Labor Leaders Argue Over Chrysler Sale to Cerberus

By: Mike Bartley

Labor leaders in the United States and Canada have opposing views whether DaimlerChrysler AG's sale of a majority stake of its American division Chrysler Group to the Cerberus Capital Management LP, a private equity firm, will protect the jobs of auto workers and their retirement benefits.

The United Auto Workers (UAW) President Ron Gettelfinger said Monday that the deal with Cerberus was "in the best interest of our membership, the Chrysler Group and Daimler" and the private equity would make extra commitments to the Chrysler's pension benefits. could not put the opposing views to a halt. As a fact, the Canadian Auto Workers President Buzz Hargrove said that he had "enormous concerns" about the deal, noting that many private equity groups have a long-standing history of "job cuts as opposed to job creation."

"We're not thrilled at all with the decision by Daimler to sell the majority share to Cerberus, and we would've been saying the same thing if it had been Tracinda or Blackstone or whomever," Hargrove said in Toronto, referring to other private equity firms that had expressed interest.

Daimler said last Monday that it will sell 80.1 percent of the money-losing Chrysler to Cerberus for $7.4 billion. The deal brought unease from workers who were quite wary of the track record of private equity firms that have slashed jobs to boost returns for investors. "It's pretty much a wait-and-see," said Bryan Currie, an electrician at Daimler's Sterling Heights assembly plant outside Detroit. "We don't know what they're going to do yet. We've got the union protection and that's what we're banking on," he asserts.

Russell Phillips, a UAW steward at the Sterling Heights facility, said he was optimistic that his union would be protected but acknowledged that "there's a very good chance they can sell us off even though they don't want to. People are out there to make money."

Gettelfinger told reporters in Detroit that the deal would not have any bearing on upcoming collective bargaining talks with the UAW this summer. Detroit automakers, which have been injured in recent years, are expected to seek concessions from the unions.

Analysts in the industry said they were surprised that Gettelfinger favored the deal, based on his past reservations about the role of private investment firms in the auto industry. But they suggested that the union leader may be taking a pragmatic step to negotiate protections for his membership's pension and health care benefits.

"If he can get an agreement to preserve the pension plans and he feels that he's got a group of investors that are willing to negotiate with the union, he might be able to create an interim period of stability for the company," said Bob Bruno, an associate professor of industrial and labor relations at the University of Illinois in Chicago.

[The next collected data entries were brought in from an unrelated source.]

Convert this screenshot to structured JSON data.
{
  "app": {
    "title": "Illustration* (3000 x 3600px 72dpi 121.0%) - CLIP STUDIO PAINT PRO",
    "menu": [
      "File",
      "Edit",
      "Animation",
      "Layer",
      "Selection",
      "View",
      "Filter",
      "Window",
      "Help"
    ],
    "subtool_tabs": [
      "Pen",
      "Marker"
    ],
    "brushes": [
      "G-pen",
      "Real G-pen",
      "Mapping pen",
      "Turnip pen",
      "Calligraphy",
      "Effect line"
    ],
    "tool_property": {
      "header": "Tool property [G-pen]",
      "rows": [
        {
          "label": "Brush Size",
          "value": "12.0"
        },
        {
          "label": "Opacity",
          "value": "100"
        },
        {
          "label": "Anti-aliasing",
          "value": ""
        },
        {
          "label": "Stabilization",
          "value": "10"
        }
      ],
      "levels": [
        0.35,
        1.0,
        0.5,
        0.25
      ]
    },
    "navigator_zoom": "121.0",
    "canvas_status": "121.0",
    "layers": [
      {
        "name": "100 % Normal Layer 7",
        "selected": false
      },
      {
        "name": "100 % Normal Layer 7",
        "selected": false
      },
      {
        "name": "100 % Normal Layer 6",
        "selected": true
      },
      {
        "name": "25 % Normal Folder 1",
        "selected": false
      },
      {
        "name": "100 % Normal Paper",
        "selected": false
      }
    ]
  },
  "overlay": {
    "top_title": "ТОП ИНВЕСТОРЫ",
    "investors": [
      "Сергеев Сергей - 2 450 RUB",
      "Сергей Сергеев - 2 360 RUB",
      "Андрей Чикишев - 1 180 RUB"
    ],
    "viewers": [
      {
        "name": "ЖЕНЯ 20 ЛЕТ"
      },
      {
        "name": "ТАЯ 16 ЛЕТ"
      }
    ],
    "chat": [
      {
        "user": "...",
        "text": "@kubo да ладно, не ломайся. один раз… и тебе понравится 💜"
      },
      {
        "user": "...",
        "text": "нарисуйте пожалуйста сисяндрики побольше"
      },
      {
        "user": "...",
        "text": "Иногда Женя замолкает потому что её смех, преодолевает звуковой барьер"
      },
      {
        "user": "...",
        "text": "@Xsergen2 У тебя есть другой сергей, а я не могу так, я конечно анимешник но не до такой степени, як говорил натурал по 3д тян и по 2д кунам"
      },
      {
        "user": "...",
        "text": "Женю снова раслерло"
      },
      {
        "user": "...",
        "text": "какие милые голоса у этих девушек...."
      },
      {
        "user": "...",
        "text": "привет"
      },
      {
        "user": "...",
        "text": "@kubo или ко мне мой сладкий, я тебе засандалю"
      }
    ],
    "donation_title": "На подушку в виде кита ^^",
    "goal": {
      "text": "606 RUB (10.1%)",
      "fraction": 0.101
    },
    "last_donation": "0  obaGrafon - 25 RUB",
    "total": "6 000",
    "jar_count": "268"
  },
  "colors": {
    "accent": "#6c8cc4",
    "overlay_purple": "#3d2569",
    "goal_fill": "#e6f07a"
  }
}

Gettelfinger, a member of Daimler's board of supervisors, said he received a 90-minute briefing from Daimler Chairman Dieter Zetsche and Chrysler Chief Executive Tom LaSorda on the decision-making process. The union leader said that he made a last-minute appeal to maintain the current structure of the company, but he was told that "the status quo for the Chrysler Group was no longer an option."

In an interview with WJR Radio in Detroit, Gettelfinger said investment firms were tied to all of the potential suitors and that Cerberus would make an additional commitment to the pension fund, along with a "backup commitment" from Daimler. Gettelfinger will meet Tuesday with Cerberus head Stephen Feinberg and Chrysler officials.

Hargrove, on the other hand, said that he was surprised by the early morning announcement. His union, which represents about 11,000 Chrysler workers, was given no advance warning of the sale, leaving him "frustrated and angry." Hargrove will meet Tuesday with Chrysler CEO Tom LaSorda and the senior Cerberus management in Detroit, where he hoped to receive assurances that no additional job cuts would be made before the expiration of the current labor agreement. The Canadian labor leader said that he respected Gettelfinger but "that doesn't necessarily mean that we all arrive at the same conclusions or that this buyout will be in the best interest of CAW members in Canada."

Cerberus officials said that they would try to develop a positive relationship with labor. Cerberus Chairman John Snow, a former U.S. treasury secretary, said, "We respect the role of organized labor and we greatly appreciate the support the UAW has given to this transaction."